Proprio lì, “lassù al centro del mondo” (come molte guide di viaggio amano poeticamente definire la sua collocazione), al centro dell’Oceano Atlantico settentrionale, si estende quest’isola di 103 000 kmq, con una popolazione di 320 000 abitanti.
Il road trip che mi ha portato con alcuni compagni d’avventura ad esplorare l’Islanda su di una macchina a noleggio cambiando alloggi ogni sera per dieci giorni a luglio, è stato un periplo dell’isola sulla strada 1 chiamata Hringvegur, l’unica strada principale che fa il giro dell’isola, con alcune deviazioni per escursioni nell’interno, come ad esempio nel Circolo D’oro. Nei chilometri e chilometri che ogni giorno abbiamo intrapreso per gli spostamenti, ero portata a chiedermi dove fossero finite le persone, dove fossero le loro case, le loro industrie, scoprendo che esse sono concentrate quasi totalmente nella capitale Reykjavík. Imbattersi in presenza umana o nelle folkloristiche case con tetto a punta, caratterizzate da una particolare ondulazione della lamiera studiata per resistere alle nevicate, era un evento sorprendente; ma l’Islanda non mi ha mai fatto sentire sola. Ogni paesaggio richiamava una sensazione e un profondo senso di appartenenza.
Ciò non è dipeso dalla presenza degli altri compagni di viaggio; anche sperduti in mezzo al nulla, l’energia degli elementi regala una sensazione di pienezza e totalità individuale e intima, con sfumature differenti per tutti. Posso assicurare che in alcuni tratti del viaggio si era davvero in mezzo al nulla, se il metro di misura è l’indole capitalista che il “tutto” sia l’attività umana, la sua frenesia, le sue costruzioni.
La pista Kjolur che taglia internamente l’Islanda dalla cascata Gulfoss al sud fin quasi ad Akureyri al nord, è stato per me l’esempio lampante. Di quei 200 km in strada sterrata, ne abbiamo percorsi solo alcune decine per le condizioni meteo non proprio favorevoli, ma ho avuto modo di capire perché lì si esercitino gli astronauti prima di partire per le loro spedizioni: un paesaggio lunare, a tratti cupo ma disperatamente affascinante. Il confronto con questo presunto “nulla” porta la mente ad interrogarsi su quale sia il reale nulla della propria vita. L’aridità del terreno, il timore che incute un percorso così difficile, conduce alla riflessione profonda su quale sia la parte arida dentro di sé da far germogliare, su quali possano essere le strade che, nonostante i conflitti, gli ostacoli da superare, valgano la pena essere intraprese. Dopo l’aridità, la vita: tappeti di lupini che hanno il viola dell’ametista e si allungano per tratti di gioia che appaiono infiniti.

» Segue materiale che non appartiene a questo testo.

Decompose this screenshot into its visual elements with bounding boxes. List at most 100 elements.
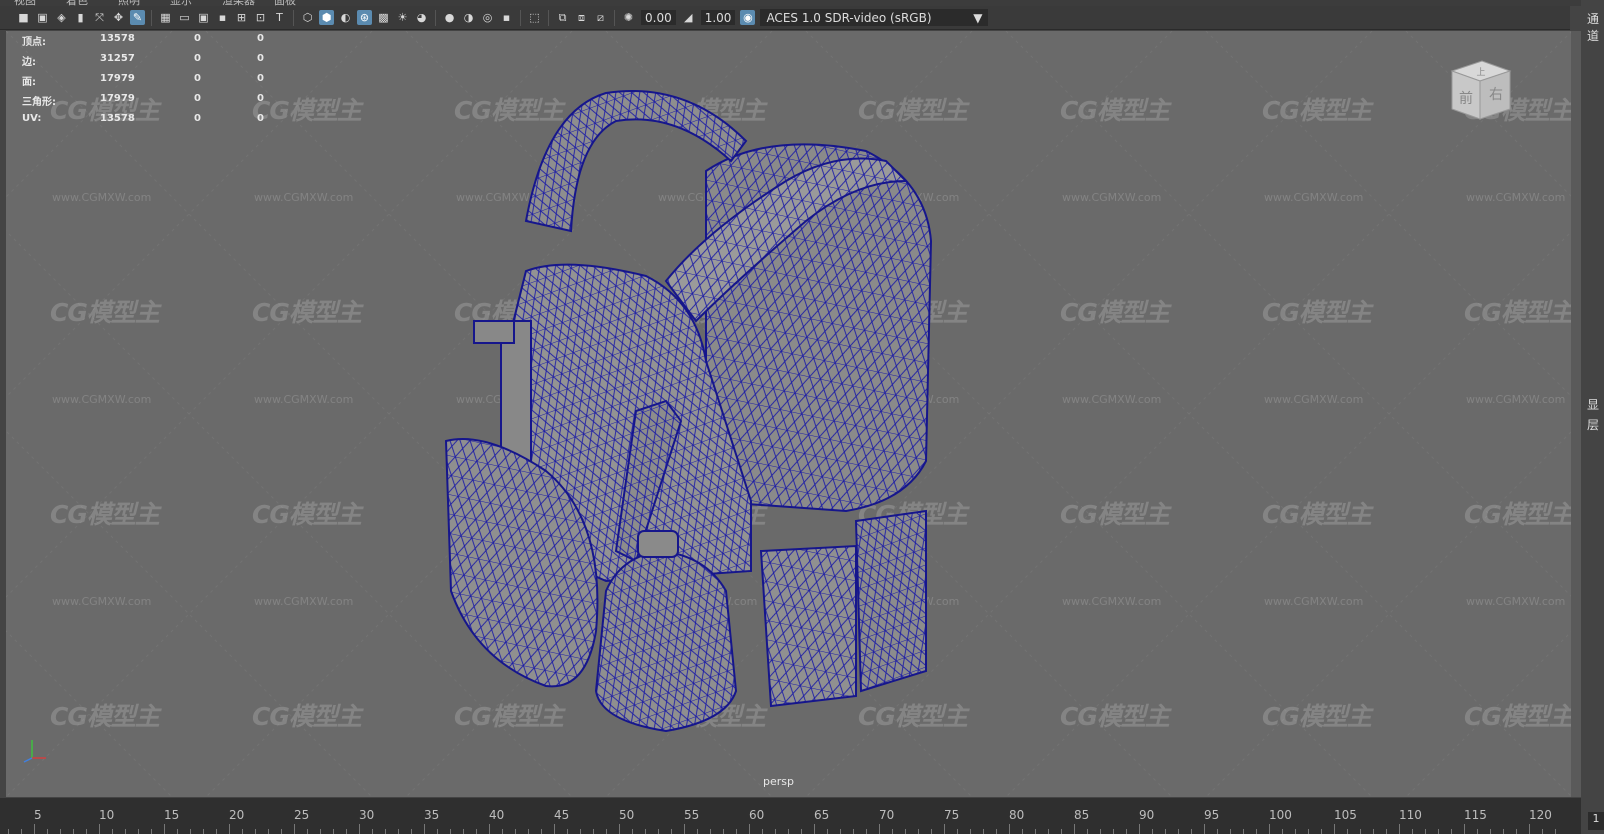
timeline-tick: [905, 829, 906, 834]
timeline-tick: [47, 829, 48, 834]
image-plane-icon[interactable]: ▮: [73, 10, 88, 25]
separator: [548, 9, 549, 26]
layer-tab[interactable]: 层: [1587, 416, 1599, 433]
timeline-tick: [203, 829, 204, 834]
current-frame-field[interactable]: 1: [1588, 812, 1604, 830]
wireframe-icon[interactable]: ⬡: [300, 10, 315, 25]
field-chart-icon[interactable]: ⊞: [234, 10, 249, 25]
timeline-tick-label: 40: [489, 808, 505, 822]
timeline-tick: [1035, 829, 1036, 834]
chevron-down-icon: ▼: [973, 10, 983, 25]
hud-selected: 0: [194, 113, 201, 124]
gamma-icon[interactable]: ◢: [681, 10, 696, 25]
timeline-tick: [684, 824, 685, 834]
hud-total: 0: [257, 53, 264, 64]
hud-value: 31257: [100, 53, 135, 64]
viewcube[interactable]: 上 前 右: [1446, 57, 1516, 127]
timeline-tick: [450, 829, 451, 834]
timeline-tick: [164, 824, 165, 834]
smooth-shade-icon[interactable]: ⬢: [319, 10, 334, 25]
timeline-tick: [1295, 829, 1296, 834]
timeline-tick: [632, 829, 633, 834]
display-tab[interactable]: 显: [1587, 396, 1599, 413]
magazine-pouch-2: [854, 509, 927, 693]
grid-icon[interactable]: ▦: [158, 10, 173, 25]
safe-title-icon[interactable]: T: [272, 10, 287, 25]
hud-label: 三角形:: [22, 97, 56, 108]
timeline-tick: [1451, 829, 1452, 834]
timeline-tick: [1321, 829, 1322, 834]
plate-carrier-model[interactable]: [6, 31, 1571, 797]
timeline-tick-label: 30: [359, 808, 375, 822]
exposure-field[interactable]: 0.00: [641, 10, 676, 25]
timeline-tick: [996, 829, 997, 834]
timeline-tick: [502, 829, 503, 834]
gamma-field[interactable]: 1.00: [700, 10, 736, 25]
timeline-tick: [294, 824, 295, 834]
safe-action-icon[interactable]: ⊡: [253, 10, 268, 25]
depth-of-field-icon[interactable]: ▪: [499, 10, 514, 25]
grease-pencil-icon[interactable]: ✥: [111, 10, 126, 25]
xray-icon[interactable]: ⬚: [527, 10, 542, 25]
hud-total: 0: [257, 93, 264, 104]
pencil-icon[interactable]: ✎: [130, 10, 145, 25]
time-slider[interactable]: 5 10 15 20 25 30 35 40 45 50 55 60 65 70 75 80 85 90 95 100…: [0, 798, 1581, 834]
film-gate-icon[interactable]: ▭: [177, 10, 192, 25]
resolution-gate-icon[interactable]: ▣: [196, 10, 211, 25]
screen-space-ao-icon[interactable]: ●: [442, 10, 457, 25]
xray-joints-icon[interactable]: ⧈: [574, 10, 589, 25]
axis-gizmo-icon: [23, 740, 46, 763]
timeline-tick-label: 105: [1334, 808, 1357, 822]
motion-blur-icon[interactable]: ◑: [461, 10, 476, 25]
timeline-tick-label: 100: [1269, 808, 1292, 822]
default-material-icon[interactable]: ◐: [338, 10, 353, 25]
shadows-icon[interactable]: ◕: [414, 10, 429, 25]
wireframe-on-shaded-icon[interactable]: ⊛: [357, 10, 372, 25]
timeline-tick: [1243, 829, 1244, 834]
2d-pan-icon[interactable]: ⤧: [92, 10, 107, 25]
timeline-tick: [1269, 824, 1270, 834]
hud-row-uvs: UV: 13578 0 0: [22, 113, 282, 133]
camera-icon[interactable]: ■: [16, 10, 31, 25]
isolate-select-icon[interactable]: ⧉: [555, 10, 570, 25]
hud-label: UV:: [22, 113, 42, 124]
timeline-tick: [1282, 829, 1283, 834]
separator: [520, 9, 521, 26]
textured-icon[interactable]: ▩: [376, 10, 391, 25]
timeline-tick: [1087, 829, 1088, 834]
hud-selected: 0: [194, 53, 201, 64]
hud-value: 17979: [100, 93, 135, 104]
timeline-tick-label: 55: [684, 808, 700, 822]
channel-box-tab[interactable]: 通道: [1587, 10, 1604, 44]
timeline-tick-label: 90: [1139, 808, 1155, 822]
viewcube-front-label: 前: [1459, 90, 1473, 107]
timeline-tick: [99, 824, 100, 834]
timeline-tick-label: 35: [424, 808, 440, 822]
backface-culling-icon[interactable]: ⧄: [593, 10, 608, 25]
timeline-tick: [697, 829, 698, 834]
anti-aliasing-icon[interactable]: ◎: [480, 10, 495, 25]
timeline-tick: [385, 829, 386, 834]
timeline-tick: [34, 824, 35, 834]
timeline-tick: [177, 829, 178, 834]
timeline-tick: [216, 829, 217, 834]
timeline-tick: [827, 829, 828, 834]
gate-mask-icon[interactable]: ▪: [215, 10, 230, 25]
viewport-scroll-edge: [1571, 31, 1581, 797]
lights-icon[interactable]: ☀: [395, 10, 410, 25]
hud-label: 边:: [22, 57, 36, 68]
hud-total: 0: [257, 73, 264, 84]
timeline-tick: [1061, 829, 1062, 834]
3d-viewport[interactable]: CG模型主 CG模型主 CG模型主 CG模型主 CG模型主 CG模型主 CG模型主 CG模型主…: [6, 31, 1571, 797]
exposure-icon[interactable]: ✺: [621, 10, 636, 25]
timeline-tick: [775, 829, 776, 834]
timeline-tick: [1464, 824, 1465, 834]
bookmark-icon[interactable]: ◈: [54, 10, 69, 25]
hud-value: 13578: [100, 113, 135, 124]
timeline-tick: [281, 829, 282, 834]
color-management-icon[interactable]: ◉: [740, 10, 756, 25]
camera-attributes-icon[interactable]: ▣: [35, 10, 50, 25]
colorspace-dropdown[interactable]: ACES 1.0 SDR-video (sRGB) ▼: [760, 9, 989, 26]
timeline-tick: [931, 829, 932, 834]
separator: [293, 9, 294, 26]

L’Islanda è un viaggio di scoperta ad ogni attimo, fuori e dentro di sé. Non solo la “terra” di cui ho appena accennato, ma tutti e quattro gli elementi si espandono ed esplodono nella più inaspettata meraviglia. L’aria islandese è un vento perennemente tagliente, lunatico, capriccioso. Un compagno di viaggio di cui ti vorresti liberare ma che si impara infine ad accettare quando si arrabbia e quando si placa. Un po’ come bisognerebbe fare con le persone. L’acqua e il fuoco, gli opposti per eccellenza, interagiscono in uno scambio estremo ed armonico.
La terra è circondata dalle acque e annaffiata da spettacolari cascate come la Godafoss, tra Myvatn e Akureyri, che in linguaggio locale significa “la cascata degli dei” poiché secondo la leggenda nell’anno 1000 il parlamento decise di abbracciare la religione cristiana abbandonando il culto degli antichi e si gettarono dalla cascata tutte le loro statue.
L’Islanda, però, è un’isola vulcanica per origine, geologicamente giovane (circa 20 milioni di anni) e ancora in corso di formazione.
Acqua e fuoco sono il motore della vita islandese, che anche da un punto di vista pratico si basa sull’energia idroelettrica e geotermica; l’incontro-scontro fra i due elementi è identificato simbolicamente alla massima potenza dal ghiacciaio Vatnajökull, che con la sua superficie domina 8400 kmq, il più grande presente in Europa. Sotto la sua calotta, che arriva anche a 1 km di spessore, si trovano infatti diversi vulcani attivi, che raramente ma in modo stupefacente eruttano infilandosi per 600 m di ghiaccio.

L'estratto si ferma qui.